The use of relief engraving (on wood) and intaglio (on metal) to produce patterns for print dates back centuries. This typically involves engraving the images or texts on a block of wood or a panel of metal and doing this in reverse. The process of engraving a plate and then taking a print is basically simple but requires substantial experience to do well. Historically, the two skills were often carried out by separate specialists: an engraver and a printer.
As with all engraving the cut produced by the graver has depth. Printing ink is rubbed or rolled into the cuts, then the metal plate (often copper) is wiped over so that the ink is held only in the cuts. Damp paper is placed over the plate and a layer of felt over that. It is then rolled through a printing machine under pressure. The paper is pressed into the ink held in the engraved line, so transferring it to the paper.

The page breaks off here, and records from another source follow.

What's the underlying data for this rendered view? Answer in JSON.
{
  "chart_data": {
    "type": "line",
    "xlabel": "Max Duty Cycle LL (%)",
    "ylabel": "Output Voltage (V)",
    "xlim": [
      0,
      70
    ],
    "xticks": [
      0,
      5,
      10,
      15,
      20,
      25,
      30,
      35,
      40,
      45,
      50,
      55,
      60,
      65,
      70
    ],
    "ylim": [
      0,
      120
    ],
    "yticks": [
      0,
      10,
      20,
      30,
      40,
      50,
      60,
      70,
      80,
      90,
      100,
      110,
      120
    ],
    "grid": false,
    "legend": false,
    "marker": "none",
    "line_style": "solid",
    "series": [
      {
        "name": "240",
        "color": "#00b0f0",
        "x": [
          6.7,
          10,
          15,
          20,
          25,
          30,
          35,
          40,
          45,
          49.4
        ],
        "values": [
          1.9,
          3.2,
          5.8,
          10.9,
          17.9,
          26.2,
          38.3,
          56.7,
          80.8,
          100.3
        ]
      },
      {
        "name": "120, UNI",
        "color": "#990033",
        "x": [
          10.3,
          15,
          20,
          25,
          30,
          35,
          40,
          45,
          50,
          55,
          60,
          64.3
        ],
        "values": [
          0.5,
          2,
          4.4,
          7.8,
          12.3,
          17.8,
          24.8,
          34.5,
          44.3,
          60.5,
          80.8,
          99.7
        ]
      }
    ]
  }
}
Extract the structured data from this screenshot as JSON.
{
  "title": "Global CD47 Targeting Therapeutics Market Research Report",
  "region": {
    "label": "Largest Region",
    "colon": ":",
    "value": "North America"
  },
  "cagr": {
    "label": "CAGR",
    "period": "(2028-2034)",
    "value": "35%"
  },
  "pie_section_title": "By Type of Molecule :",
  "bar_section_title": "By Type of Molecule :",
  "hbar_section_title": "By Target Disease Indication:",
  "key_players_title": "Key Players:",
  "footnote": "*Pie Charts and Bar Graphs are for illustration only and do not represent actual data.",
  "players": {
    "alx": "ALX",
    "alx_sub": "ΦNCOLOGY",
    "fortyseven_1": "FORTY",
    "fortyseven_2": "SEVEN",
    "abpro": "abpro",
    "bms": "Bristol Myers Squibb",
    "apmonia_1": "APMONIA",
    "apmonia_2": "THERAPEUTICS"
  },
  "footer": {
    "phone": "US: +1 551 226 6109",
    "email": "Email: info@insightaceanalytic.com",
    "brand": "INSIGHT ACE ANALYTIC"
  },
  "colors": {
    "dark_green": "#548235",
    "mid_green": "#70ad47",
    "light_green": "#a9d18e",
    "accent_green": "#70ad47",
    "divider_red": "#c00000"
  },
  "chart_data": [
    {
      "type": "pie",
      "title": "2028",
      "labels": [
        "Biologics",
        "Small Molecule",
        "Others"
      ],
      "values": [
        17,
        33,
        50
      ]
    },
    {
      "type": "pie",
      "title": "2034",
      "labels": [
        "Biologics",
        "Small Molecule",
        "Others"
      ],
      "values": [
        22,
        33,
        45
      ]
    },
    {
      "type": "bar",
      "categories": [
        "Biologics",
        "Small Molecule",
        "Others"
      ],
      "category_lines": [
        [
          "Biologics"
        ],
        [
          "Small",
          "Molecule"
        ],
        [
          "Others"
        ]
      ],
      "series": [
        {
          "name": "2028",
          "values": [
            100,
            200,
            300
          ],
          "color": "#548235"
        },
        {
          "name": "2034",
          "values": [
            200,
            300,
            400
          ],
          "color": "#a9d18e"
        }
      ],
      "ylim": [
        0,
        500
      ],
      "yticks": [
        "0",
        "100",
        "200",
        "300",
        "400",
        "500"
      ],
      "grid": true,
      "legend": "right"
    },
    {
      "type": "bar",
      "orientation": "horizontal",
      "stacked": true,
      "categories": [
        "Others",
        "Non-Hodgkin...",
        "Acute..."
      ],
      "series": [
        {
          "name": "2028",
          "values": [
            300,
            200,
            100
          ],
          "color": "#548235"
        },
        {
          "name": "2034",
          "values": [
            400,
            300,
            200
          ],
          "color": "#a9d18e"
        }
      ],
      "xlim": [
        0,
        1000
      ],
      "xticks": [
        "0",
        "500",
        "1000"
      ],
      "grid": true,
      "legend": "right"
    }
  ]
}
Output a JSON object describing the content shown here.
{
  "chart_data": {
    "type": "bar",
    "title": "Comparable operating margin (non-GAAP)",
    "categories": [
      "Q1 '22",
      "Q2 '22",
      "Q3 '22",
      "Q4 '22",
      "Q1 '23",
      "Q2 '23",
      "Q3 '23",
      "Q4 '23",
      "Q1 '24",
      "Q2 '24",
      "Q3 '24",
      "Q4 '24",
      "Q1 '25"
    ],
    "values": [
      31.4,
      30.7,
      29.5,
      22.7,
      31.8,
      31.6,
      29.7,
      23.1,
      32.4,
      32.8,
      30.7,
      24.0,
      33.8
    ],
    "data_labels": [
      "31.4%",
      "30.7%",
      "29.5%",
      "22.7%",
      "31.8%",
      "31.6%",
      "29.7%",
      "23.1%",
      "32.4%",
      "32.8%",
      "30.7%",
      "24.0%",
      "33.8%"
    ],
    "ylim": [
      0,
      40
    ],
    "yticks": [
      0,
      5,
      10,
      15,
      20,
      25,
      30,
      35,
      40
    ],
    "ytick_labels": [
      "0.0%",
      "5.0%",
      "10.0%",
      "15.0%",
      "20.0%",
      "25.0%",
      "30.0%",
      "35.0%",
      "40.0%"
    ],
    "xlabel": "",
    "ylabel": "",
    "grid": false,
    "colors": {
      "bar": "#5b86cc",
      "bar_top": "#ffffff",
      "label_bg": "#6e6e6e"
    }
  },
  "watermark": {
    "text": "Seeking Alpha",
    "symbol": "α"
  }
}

Precisely what had been engraved now exists in reverse on the paper as a print.
The ‘trick’ to cutting in reverse for printing lies in the marking out before the actual cutting happens. Often engravers would keep a mirror in their tool kit to check lettering in reverse for balance and spacing. This was an easy way to see the marked out reverse image the right way round.
Multiple copies can be taken from a printing plate. For many centuries its use was widespread for producing musical scores, illustrations, bank notes, visiting or calling cards, book plates, maps and so on. If large numbers of prints were required from a copper plate in later years the copper would be steel plated to harden it and so enable a protracted print run.
Artists such as Durer, Hogarth and William Blake were great practitioners of the skill. The quality of line produced is particular and very beautiful. Colour could be hand painted on after the ink was dry.
There are two methods of embossing. The first is like printing, but without the ink. Here the paper is pushed into the cuts as it is rolled through the press. The effect is to raise letters or decoration so that it stands in relief on the surface of the paper, creating a subtle effect using highlight and shadow. This technique was used on letterheads, often in the form of coats of arms or family crests.
The second method is to create matching male and female dies, between which paper is pressed or squeezed in order to create the required pattern or design. This process was especially suitable for coats of arms used on notepaper. The unique nature of each design allocated to a particular family would immediately authenticate the origin of the paper and therefore the letter or message it contained. This method of embossing has also been used to great effect on metal by crafts people like Malcolm Appleby and Karen Wallace.